Mlliyet Milliyet Blog Milliyet Blog
 
Facebook Connect
Blog Kategorileri
 

12 Temmuz '16

 
Kategori
Eğitim
 

Haydi, tarafgirlik damarımız ile yüzleşelim!

 

Ne yazık ki son zamanlarda tarafgirlik duygusu her tarafımızı kaplamış. Futbol maçları, siyaset, başkanlıklar… Kısaca işin içinde seçim ya da rekabet var ise orda ister istemez tarafgirlik işin içine girmektedir.

Yıllar önce okuduğum şu fıkra hal-i pür melalimizi açıkça ortaya koymaktadır.

“Hepimizin bildiği gibi Karadeniz’de cami yapma yarışı çok meşhurdur. İki mahalle cami yapma yarışına girerler. Bir mahallenin sakinleri yeni ve muhteşem bir cami yapar. Diğer mahalleliler de, “Siz cami yaparsınız da biz yapamaz mıyız ? diyerek, hemen karşısına bir cami daha yaparlar.
Ezan okunurken babası oğluna:
“Oğlum, git bak bakalım ezan-ı Muhammedî bizim camiden mi okunuyor, karşı mahallenin minaresinden mi?”
Çocuk gider ve nefes nefese gelir:
“Baba, bizim minareden okunuyor!”
Derinden derine:
“Aziz Allah celle celâlühû!” çeker.”

Şu an bu fıkradan çok daha kötü durumda olduğumuzu içim acıyarak söyleyebilirim. Kimse doğruya ya da yanlışa bakmıyor, özellikle de gazetelerde birinin doğru dediği şeye diğeri tamamen yanlış diyor. Memleket meselelerinde bile insanları yanıltma polemiklerine girilebiliyor. Oysa “Söz konusu vatan ise gerisi teferruattır” sözü her daim kulaklarımızda küpe olması gerekirken, bunu bile istediğimiz şekilde kullanabiliyoruz.

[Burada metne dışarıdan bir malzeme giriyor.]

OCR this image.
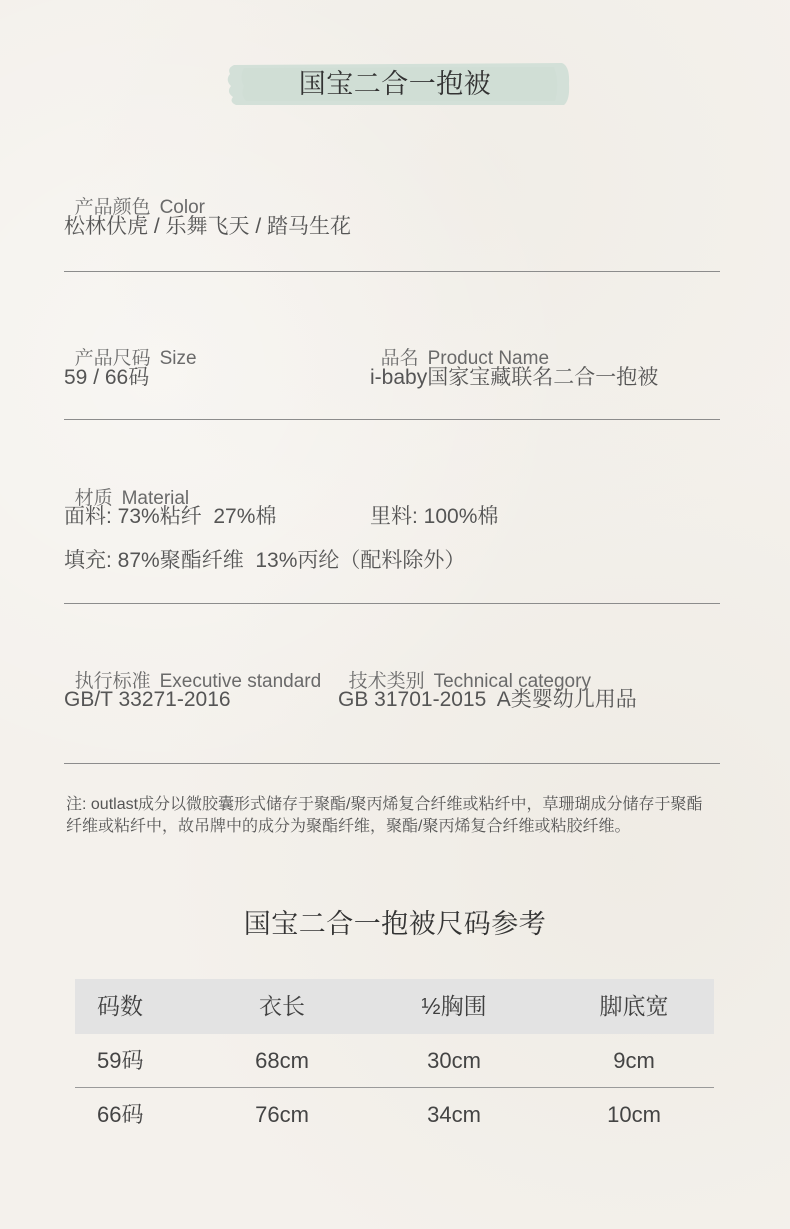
国宝二合一抱被

产品颜色 Color

松林伏虎 / 乐舞飞天 / 踏马生花

产品尺码 Size	品名 Product Name

59 / 66码	i-baby国家宝藏联名二合一抱被

材质 Material

面料: 73%粘纤  27%棉	里料: 100%棉
填充: 87%聚酯纤维  13%丙纶（配料除外）

执行标准 Executive standard	技术类别 Technical category

GB/T 33271-2016	GB 31701-2015  A类婴幼儿用品
注: outlast成分以微胶囊形式储存于聚酯/聚丙烯复合纤维或粘纤中，草珊瑚成分储存于聚酯
纤维或粘纤中，故吊牌中的成分为聚酯纤维，聚酯/聚丙烯复合纤维或粘胶纤维。
国宝二合一抱被尺码参考
码数	衣长	½胸围	脚底宽
59码	68cm	30cm	9cm
66码	76cm	34cm	10cm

A partisinde siyaset yapan çok iyi birisine B partisi, sadece kendi partisinde olmadığı için çok rahatlıkla çamur atabiliyor, karalayabiliyor; fitne fesatlar alabildiğince hız kazanmış. Yapılan beddualar şeytanı bile çileden çıkarabiliyor.

Ya da futbol maçında kasti faul yapan bir sporcuya kendi oyuncusu ise tarafgirlik damarı ile “faul değildi, kendisini yere attı” diye bağırabiliyor sporcu yerde acıdan kıvranırken bile…

Belki de Müslüman ülkeler arasında da bu derece problem olmasının, kan ve gözyaşlarının hiç durmamasının bir nedeni bilinçsizce doğruyu yanlışı ayırt etmeden tarafgirlik damarı ile bir yere meyil göstermemizdir.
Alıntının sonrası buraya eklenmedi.